Orang yang berat badannya normal mungkin memiliki perut buncit tetapi tidak terlihat gemuk di bagian tubuh lainnya sebagai akibat dari tumpukan lemak viseral. Hal ini biasanya dikaitkan dengan sindrom metabolik, yaitu kondisi yang dapat meningkatkan risiko diabetes tipe 2, serangan jantung, atau stroke.

Perut buncit akibat penyakit

Selain itu, perut buncit adalah gejala penyakit tertentu yang menyebabkan penumpukan gas, kotoran (feses), atau cairan di dalam perut. Penyakit-penyakit ini antara lain:

  • Jika Anda mengalami ketidakcocokan dengan makanan atau minuman tertentu, seperti kacang-kacangan, gandum, kubis, kembang kol, atau susu dan produk olahannya, Anda mungkin mengalami intoleransi laktosa
  • Sembelit, juga dikenal sebagai konstipasi, yang menyebabkan feses menimbun di usus besar
  • Gangguan pencernaan seperti dispepsia, radang usus, sindrom usus yang tidak nyaman (IBS), atau pankreatitis
  • Penumpukan cairan pada rongga perut, seperti yang terjadi akibat sirosis, gagal jantung kongestif, atau sindrom nefrotik
  • Problem yang berkaitan dengan pergerakan saluran pencernaan, seperti penyakit Hirschsprung, ileus paralitik, atau gastroparesis
  • Tumor, seperti yang disebabkan oleh kista ovarium atau kanker hati

Penyakit di atas biasanya menyebabkan perut buncit, tetapi kondisi tertentu juga dapat menyebabkan perut buncit yang memerlukan pengobatan segera. Contoh penyakit adalah:

  • Retensi urine, kondisi yang menyebabkan penderitanya tidak dapat buang air kecil
  • Obstruksi usus adalah ketika ada hambatan di dalam usus, baik usus kecil maupun besar
  • Peritonitis, peradangan yang disebabkan oleh infeksi di lapisan rongga perut

Gejala Perut Buncit

Kecuali lingkar perut lebih dari 90 cm pada pria atau 80 cm pada wanita, perut buncit akibat penumpukan lemak atau obesitas biasanya tidak disertai dengan gejala lain.

Selain itu, perut buncit yang disebabkan oleh penyakit biasanya disertai dengan gejala lain, tergantung pada penyakit atau penyebabnya.

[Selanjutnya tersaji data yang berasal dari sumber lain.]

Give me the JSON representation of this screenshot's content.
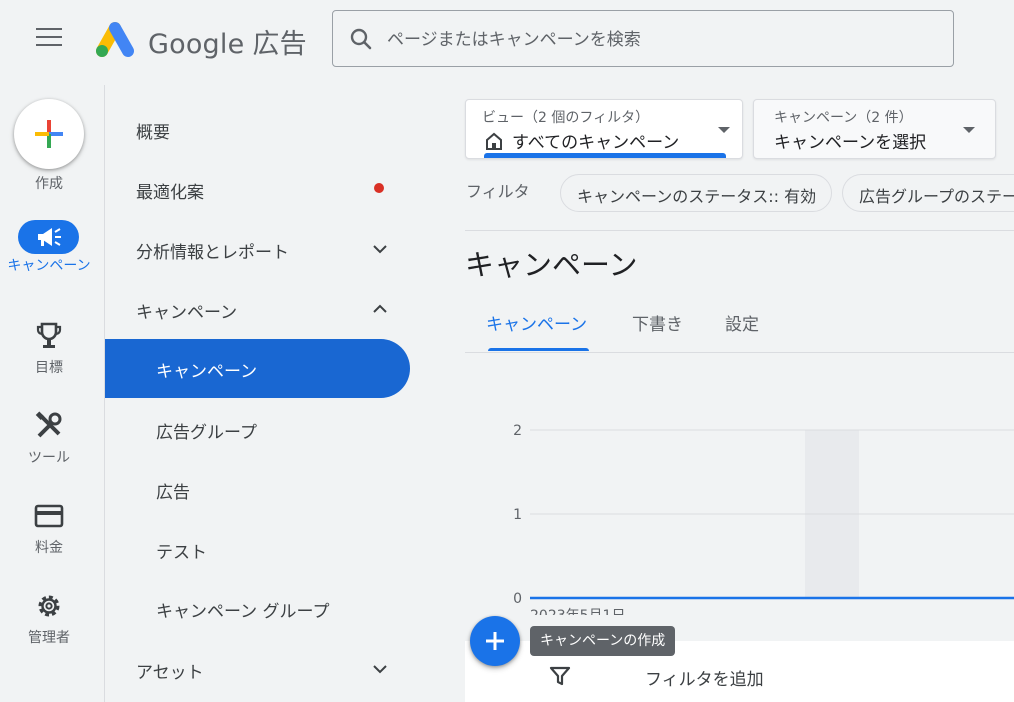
{
  "header": {
    "brand_google": "Google",
    "brand_ads": "広告",
    "search_placeholder": "ページまたはキャンペーンを検索"
  },
  "rail": {
    "create_label": "作成",
    "items": [
      {
        "label": "キャンペーン",
        "icon": "megaphone-icon",
        "active": true
      },
      {
        "label": "目標",
        "icon": "trophy-icon"
      },
      {
        "label": "ツール",
        "icon": "tools-icon"
      },
      {
        "label": "料金",
        "icon": "credit-card-icon"
      },
      {
        "label": "管理者",
        "icon": "gear-icon"
      }
    ]
  },
  "nav": {
    "overview": "概要",
    "recommendations": "最適化案",
    "insights": "分析情報とレポート",
    "campaigns_group": "キャンペーン",
    "campaigns": "キャンペーン",
    "ad_groups": "広告グループ",
    "ads": "広告",
    "tests": "テスト",
    "campaign_groups": "キャンペーン グループ",
    "assets": "アセット"
  },
  "view_dropdown": {
    "label": "ビュー（2 個のフィルタ）",
    "value": "すべてのキャンペーン"
  },
  "campaign_dropdown": {
    "label": "キャンペーン（2 件）",
    "value": "キャンペーンを選択"
  },
  "filters": {
    "label": "フィルタ",
    "chips": [
      "キャンペーンのステータス:: 有効",
      "広告グループのステータス"
    ]
  },
  "page": {
    "title": "キャンペーン",
    "tabs": [
      "キャンペーン",
      "下書き",
      "設定"
    ],
    "active_tab": 0
  },
  "chart_data": {
    "type": "line",
    "x": [
      "2023年5月1日"
    ],
    "x_tick_label": "2023年5月1日",
    "y_ticks": [
      "2",
      "1",
      "0"
    ],
    "ylim": [
      0,
      2
    ],
    "series": [
      {
        "values": [
          0
        ]
      }
    ],
    "grid": true
  },
  "bottom": {
    "tooltip": "キャンペーンの作成",
    "add_filter": "フィルタを追加"
  },
  "colors": {
    "accent": "#1a73e8",
    "active_nav": "#1967d2",
    "alert_dot": "#d93025"
  }
}
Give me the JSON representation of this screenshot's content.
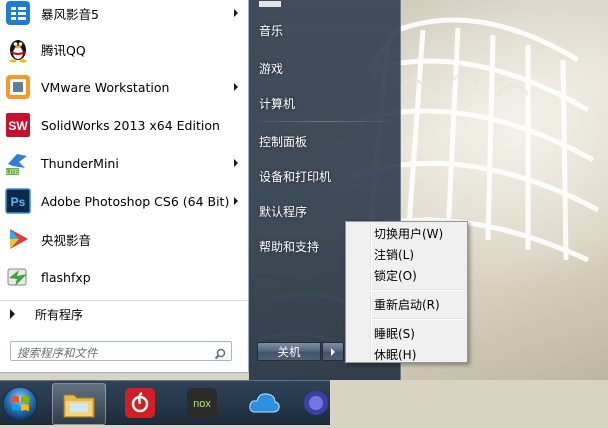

Beberapa keluhan yang paling umum adalah:

  • Perut sakit, kembung, atau kram
  • Mengalami mual dan muntah
  • Sering mengeluarkan angin
  • Diare, terkadang sembelit
  • Meskipun hanya makan sedikit, perut terasa penuh
  • Hilang keinginan untuk makan
  • Tinja memiliki bau yang tidak sedap
  • Breathlessness
  • Peningkatan berat badan yang signifikan
  • BAB mengandung darah
  • Pembengkakan yang terletak di pergelangan kaki
Saatnya ke dokter

Jika Anda atau anak Anda mengalami gejala perut buncit yang disebutkan di atas, konsultasikan ke dokter. Seseorang yang memiliki perut buncit yang disebabkan oleh penumpukan lemak berisiko mengalami sindrom metabolik, yang merupakan kumpulan kondisi yang terdiri dari:

  • Lingkar perut di atas ukuran normal
  • Kolesterol tinggi
  • Tingginya gula darah saat puasa
  • tinggi trigliserida
  • Rendah kadar kolesterol HDL

Seperti yang disebutkan sebelumnya, sindrom metabolik dapat meningkatkan risiko diabetes tipe 2, stroke, dan penyakit jantung koroner, tetapi kondisi di atas biasanya tidak menunjukkan gejala.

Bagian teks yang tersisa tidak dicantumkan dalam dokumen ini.